There is a way to do it, that doesn't actually break the documentation. It involves keeping a mutable object that holds the result (it has to be an object so that it's effectively final while still mutable), and using the Stream.forEachOrdered, which guarantees that the operations will be performed in the order they appear in the stream, if the stream is ordered. And a list's stream has a defined order. This works even when you use myList.stream().parallel().
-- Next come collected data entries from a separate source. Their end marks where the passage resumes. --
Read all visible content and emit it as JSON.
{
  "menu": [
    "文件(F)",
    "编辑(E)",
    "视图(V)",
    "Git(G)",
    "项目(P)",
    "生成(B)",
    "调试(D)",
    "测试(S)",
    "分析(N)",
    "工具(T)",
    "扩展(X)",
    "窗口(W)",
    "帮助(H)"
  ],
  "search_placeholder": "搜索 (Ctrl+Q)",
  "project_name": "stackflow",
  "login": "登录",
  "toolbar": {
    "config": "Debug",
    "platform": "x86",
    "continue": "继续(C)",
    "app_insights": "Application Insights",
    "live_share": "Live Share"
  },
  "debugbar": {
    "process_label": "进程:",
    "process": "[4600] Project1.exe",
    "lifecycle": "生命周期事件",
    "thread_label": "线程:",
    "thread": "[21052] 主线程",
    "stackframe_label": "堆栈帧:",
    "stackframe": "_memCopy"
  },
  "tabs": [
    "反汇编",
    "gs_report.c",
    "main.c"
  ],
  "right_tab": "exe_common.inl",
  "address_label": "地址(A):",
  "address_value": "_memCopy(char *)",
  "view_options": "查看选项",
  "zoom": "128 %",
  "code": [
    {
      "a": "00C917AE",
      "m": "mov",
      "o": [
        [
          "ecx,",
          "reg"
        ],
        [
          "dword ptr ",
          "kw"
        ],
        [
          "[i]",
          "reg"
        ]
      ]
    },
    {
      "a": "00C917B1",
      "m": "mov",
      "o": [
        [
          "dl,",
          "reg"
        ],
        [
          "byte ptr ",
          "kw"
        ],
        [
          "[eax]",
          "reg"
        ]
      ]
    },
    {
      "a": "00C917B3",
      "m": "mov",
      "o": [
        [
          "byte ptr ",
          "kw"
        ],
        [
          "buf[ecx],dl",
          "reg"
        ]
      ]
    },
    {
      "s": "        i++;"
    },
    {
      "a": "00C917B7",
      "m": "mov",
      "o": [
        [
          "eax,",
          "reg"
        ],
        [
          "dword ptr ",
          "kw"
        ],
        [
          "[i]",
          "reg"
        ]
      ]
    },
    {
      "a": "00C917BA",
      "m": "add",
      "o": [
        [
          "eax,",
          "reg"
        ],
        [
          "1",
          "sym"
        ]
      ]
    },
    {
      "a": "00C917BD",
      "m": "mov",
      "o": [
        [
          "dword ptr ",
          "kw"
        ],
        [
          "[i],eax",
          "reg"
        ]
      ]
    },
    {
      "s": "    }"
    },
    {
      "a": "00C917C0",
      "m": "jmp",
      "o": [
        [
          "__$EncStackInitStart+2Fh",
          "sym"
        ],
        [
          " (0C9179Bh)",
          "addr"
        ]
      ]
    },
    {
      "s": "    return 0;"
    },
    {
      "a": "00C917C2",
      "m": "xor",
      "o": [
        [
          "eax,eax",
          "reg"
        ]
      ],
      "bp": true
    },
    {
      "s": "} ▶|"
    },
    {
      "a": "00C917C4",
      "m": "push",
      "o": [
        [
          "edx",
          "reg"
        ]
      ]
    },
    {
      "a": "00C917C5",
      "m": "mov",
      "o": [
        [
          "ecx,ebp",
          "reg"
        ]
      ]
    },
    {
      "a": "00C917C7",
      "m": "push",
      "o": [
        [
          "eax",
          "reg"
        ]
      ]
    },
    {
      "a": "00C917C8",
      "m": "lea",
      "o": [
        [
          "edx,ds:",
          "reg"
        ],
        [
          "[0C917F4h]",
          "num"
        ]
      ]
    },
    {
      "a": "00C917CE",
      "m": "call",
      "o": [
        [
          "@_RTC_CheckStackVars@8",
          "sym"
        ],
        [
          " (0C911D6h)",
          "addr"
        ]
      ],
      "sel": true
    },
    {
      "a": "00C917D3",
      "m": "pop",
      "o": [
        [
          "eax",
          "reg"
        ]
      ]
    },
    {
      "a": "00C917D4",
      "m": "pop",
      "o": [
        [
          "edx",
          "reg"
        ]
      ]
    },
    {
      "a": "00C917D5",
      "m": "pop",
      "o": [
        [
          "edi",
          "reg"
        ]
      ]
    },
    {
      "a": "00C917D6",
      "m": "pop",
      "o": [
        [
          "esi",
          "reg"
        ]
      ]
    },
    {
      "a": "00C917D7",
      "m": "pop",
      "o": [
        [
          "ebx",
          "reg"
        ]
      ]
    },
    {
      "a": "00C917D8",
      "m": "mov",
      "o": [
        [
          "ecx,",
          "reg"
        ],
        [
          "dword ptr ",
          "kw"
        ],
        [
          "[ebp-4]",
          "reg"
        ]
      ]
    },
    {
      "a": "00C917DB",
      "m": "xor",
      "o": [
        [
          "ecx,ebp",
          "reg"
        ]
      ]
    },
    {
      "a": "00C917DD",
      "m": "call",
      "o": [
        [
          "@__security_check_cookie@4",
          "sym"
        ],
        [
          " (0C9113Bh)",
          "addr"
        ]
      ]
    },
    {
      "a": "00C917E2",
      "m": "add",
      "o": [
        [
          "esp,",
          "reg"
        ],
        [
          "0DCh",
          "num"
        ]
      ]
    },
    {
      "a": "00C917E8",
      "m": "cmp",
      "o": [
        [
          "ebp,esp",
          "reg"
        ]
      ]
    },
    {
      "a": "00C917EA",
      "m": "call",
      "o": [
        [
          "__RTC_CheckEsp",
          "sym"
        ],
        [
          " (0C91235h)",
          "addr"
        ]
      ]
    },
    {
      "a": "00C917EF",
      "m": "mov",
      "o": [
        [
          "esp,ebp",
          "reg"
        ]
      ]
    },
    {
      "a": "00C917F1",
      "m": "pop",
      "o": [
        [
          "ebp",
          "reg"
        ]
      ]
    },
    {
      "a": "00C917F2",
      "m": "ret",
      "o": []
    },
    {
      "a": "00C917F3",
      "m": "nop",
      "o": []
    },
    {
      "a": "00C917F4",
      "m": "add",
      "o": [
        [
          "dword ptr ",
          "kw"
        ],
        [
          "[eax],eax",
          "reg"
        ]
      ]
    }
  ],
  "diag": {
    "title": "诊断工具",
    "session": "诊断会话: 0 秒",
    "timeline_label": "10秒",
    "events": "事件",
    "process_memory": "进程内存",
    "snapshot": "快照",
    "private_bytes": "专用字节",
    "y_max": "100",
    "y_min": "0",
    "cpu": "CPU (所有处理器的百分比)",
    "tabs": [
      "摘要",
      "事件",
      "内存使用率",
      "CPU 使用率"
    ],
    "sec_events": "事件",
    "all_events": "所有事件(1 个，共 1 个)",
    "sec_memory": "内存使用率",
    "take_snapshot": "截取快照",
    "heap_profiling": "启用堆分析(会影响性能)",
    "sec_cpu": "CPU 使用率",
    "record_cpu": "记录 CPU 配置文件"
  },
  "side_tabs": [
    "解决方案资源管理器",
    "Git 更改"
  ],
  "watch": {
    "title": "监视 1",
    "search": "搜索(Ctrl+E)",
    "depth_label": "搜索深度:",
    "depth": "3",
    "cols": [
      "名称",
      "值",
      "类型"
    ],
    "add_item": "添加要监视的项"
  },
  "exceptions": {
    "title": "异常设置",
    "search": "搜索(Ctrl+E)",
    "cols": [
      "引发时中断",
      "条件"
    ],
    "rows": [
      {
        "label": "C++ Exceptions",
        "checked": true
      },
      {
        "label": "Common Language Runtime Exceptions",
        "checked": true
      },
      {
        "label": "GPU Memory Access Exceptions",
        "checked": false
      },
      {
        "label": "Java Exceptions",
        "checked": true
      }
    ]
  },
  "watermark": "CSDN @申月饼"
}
public static double streamedCalculate(double val) {
    class MutableDouble {
        double currVal;
        MutableDouble(double initVal) {
            currVal = initVal;
        }
    }

    final MutableDouble accumulator = new MutableDouble(val);

    myList.stream().forEachOrdered((x) -> accumulator.currVal += x.apply(accumulator.currVal));
    return accumulator.currVal;
}

Personally, I find that your original loop is more readable than this, so there is really no advantage to using streams here.

Based on a comment by @Tagir Valeev, there is a foldLeft operation planned for future Java versions. It may look more elegant when that happens.